Edirne Deveci Han
Kervansaray ve Han Han Doğal ve Kültürel Miras Kervansaray Han
Maddeye katkıda bulunan yazarlar:
Deveci Han’ın yapımına ilişkin kesin bir bilgi olmamakla birlikte yaklaşık olarak XV. yüzyılın ilk yarısında yapıldığı tahmin ediliyor. Farklı kaynaklardan elde edilen bilgilere göre ise 1497 yılında İbrahim Paşa tarafından yaptırıldığı biliniyor. İlk kuruluş amacına uygun resmi defterlerin ve arşivlerin korunmasına yönelik defterhane olarak kullanıldı. Payitahtın İstanbul’a taşınmasıyla önemini yitiren yapı, bu süreçte kullanım dışı kaldı. Ardından zamanın Edirne Valisi Bekir Rüstem Paşa tarafından restore ettirilerek 1845 yılında hapishaneye dönüştürüldü.
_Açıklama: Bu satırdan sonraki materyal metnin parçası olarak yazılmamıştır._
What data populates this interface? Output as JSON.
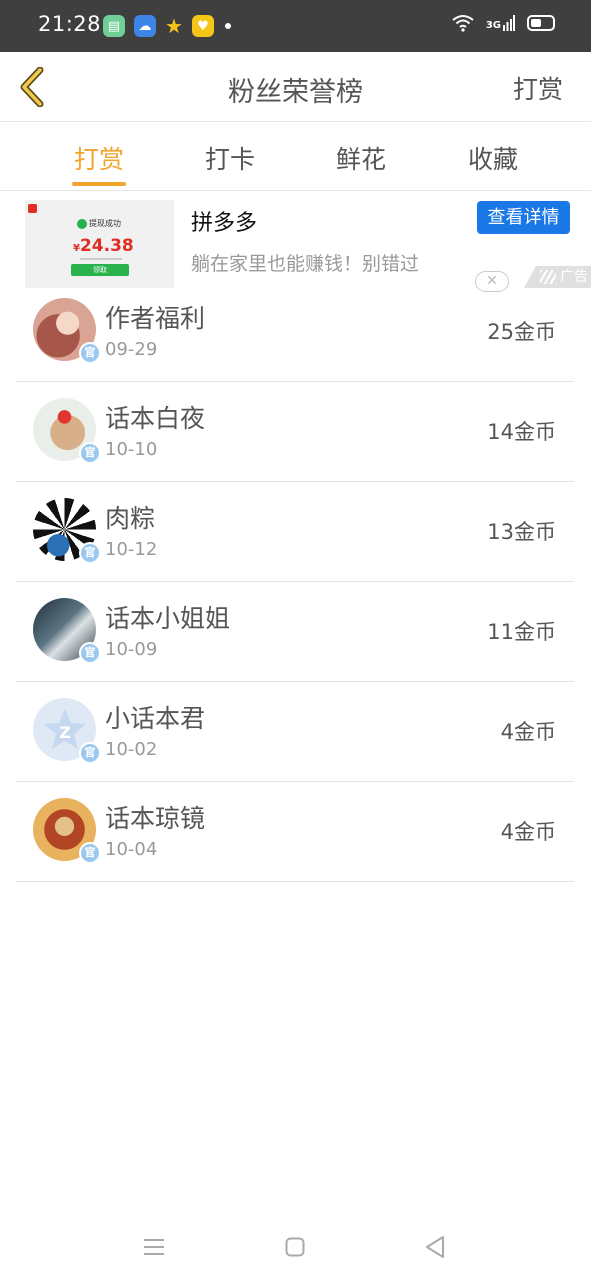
{
  "status_bar": {
    "time": "21:28",
    "network": "3G"
  },
  "header": {
    "title": "粉丝荣誉榜",
    "action": "打赏"
  },
  "tabs": [
    {
      "label": "打赏",
      "active": true
    },
    {
      "label": "打卡",
      "active": false
    },
    {
      "label": "鲜花",
      "active": false
    },
    {
      "label": "收藏",
      "active": false
    }
  ],
  "ad": {
    "title": "拼多多",
    "description": "躺在家里也能赚钱！别错过",
    "cta": "查看详情",
    "badge": "广告",
    "image_text": "提现成功",
    "image_amount": "24.38",
    "image_currency": "¥",
    "image_button": "领取"
  },
  "fans": [
    {
      "name": "作者福利",
      "date": "09-29",
      "amount": "25金币",
      "badge": "官"
    },
    {
      "name": "话本白夜",
      "date": "10-10",
      "amount": "14金币",
      "badge": "官"
    },
    {
      "name": "肉粽",
      "date": "10-12",
      "amount": "13金币",
      "badge": "官"
    },
    {
      "name": "话本小姐姐",
      "date": "10-09",
      "amount": "11金币",
      "badge": "官"
    },
    {
      "name": "小话本君",
      "date": "10-02",
      "amount": "4金币",
      "badge": "官"
    },
    {
      "name": "话本琼镜",
      "date": "10-04",
      "amount": "4金币",
      "badge": "官"
    }
  ],
  "colors": {
    "accent": "#f2a428",
    "ad_button": "#1a78e6",
    "status_bar": "#3f3f3f"
  }
}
Yaklaşık 45 yıl sonra kuzey tarafında hem kadın mahkumlar için bir alan hem de hastaların tedavi edildiği ek bir bina yapıldı. Günümüzde kullanılan çok amaçlı salon bu bölümdedir. Osmanlı hanlarının erken örneklerinden olan yapı iki katlıdır. Yapının inşaatında kesme taş ve tuğla kullanıldı. Restore edilen yapının alt katında Edirneli Ressam Hayri Çizel ile Edirne'de görev yapan Ressam Hasan Rıza Sergi Salonları ile atölyeleri yer alıyor. Üst katında toplam otuz bir oda bulunuyor. Bu odalar idari amaçlı kullanılıyor. Hanın güney cephesinde geçirdiği onarımları belirten Çırpanlı Razi olarak da bilinen Hafız Mustafa Razi'ye ait bir kitabe yer alıyor.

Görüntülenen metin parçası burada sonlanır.